I want to show that, for a function $f$ of moderate decrease and $\hat{f}(\xi)$ supported in $I=[-\frac{1}{2},\frac{1}{2}]$,
$$f(x) = \sum^{\infty}_{n=-\infty} f(n)K(x-n)$$
where $K(y) = \frac{sin( \pi y)}{\pi y}$
The book provides the hint to show that $\hat{f(\xi)} = \chi_I(\xi) \sum^{\infty}_{n=-\infty} f(n)e^{-2 \pi i n \xi}$ where $\chi$ is the characteristic function
I know that $${K}(\xi) = \hat{\chi}_I(\xi) $$ and I can see Poisson's summation formula inside there somewhere, but I can't proceed because I can't come up with justification.

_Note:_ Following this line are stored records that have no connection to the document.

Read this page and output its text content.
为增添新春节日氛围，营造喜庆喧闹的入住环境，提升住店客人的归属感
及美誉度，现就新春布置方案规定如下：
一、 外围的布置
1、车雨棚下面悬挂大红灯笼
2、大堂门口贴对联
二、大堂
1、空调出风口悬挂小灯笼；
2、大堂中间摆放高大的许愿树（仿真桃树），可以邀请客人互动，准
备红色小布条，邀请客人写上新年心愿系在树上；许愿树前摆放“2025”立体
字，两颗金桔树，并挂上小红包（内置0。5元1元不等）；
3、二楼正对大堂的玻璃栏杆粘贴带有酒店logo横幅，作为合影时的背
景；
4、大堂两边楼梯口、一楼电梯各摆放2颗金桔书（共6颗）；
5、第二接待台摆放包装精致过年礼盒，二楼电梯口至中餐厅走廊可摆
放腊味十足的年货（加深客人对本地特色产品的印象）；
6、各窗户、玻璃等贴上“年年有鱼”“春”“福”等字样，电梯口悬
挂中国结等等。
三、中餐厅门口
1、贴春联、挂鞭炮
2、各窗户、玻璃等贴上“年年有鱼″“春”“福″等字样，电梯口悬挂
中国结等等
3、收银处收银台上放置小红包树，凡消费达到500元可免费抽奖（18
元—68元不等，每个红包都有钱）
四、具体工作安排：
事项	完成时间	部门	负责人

If I multiply the inside of the first sum by $1 = e^{-2 \pi i n \xi}e^{-2 \pi i(x-n) \xi}$ I have $$\sum^{\infty}_{n=-\infty} f(n)K(x-n)e^{-2 \pi i n \xi}e^{-2 \pi i(x-n) \xi}$$ and I thought about applying Poisson to get this to be equal to: $$\sum^{\infty}_{n=-\infty} \hat{f} \ast \chi_I (\xi)$$but this doesn't seem right. However, I have the suspicion that convolutions are involved somewhere otherwise I don't know how to justify taking the FT/inverse FT of a product of functions. I've been stuck for a while, so any help is appreciated.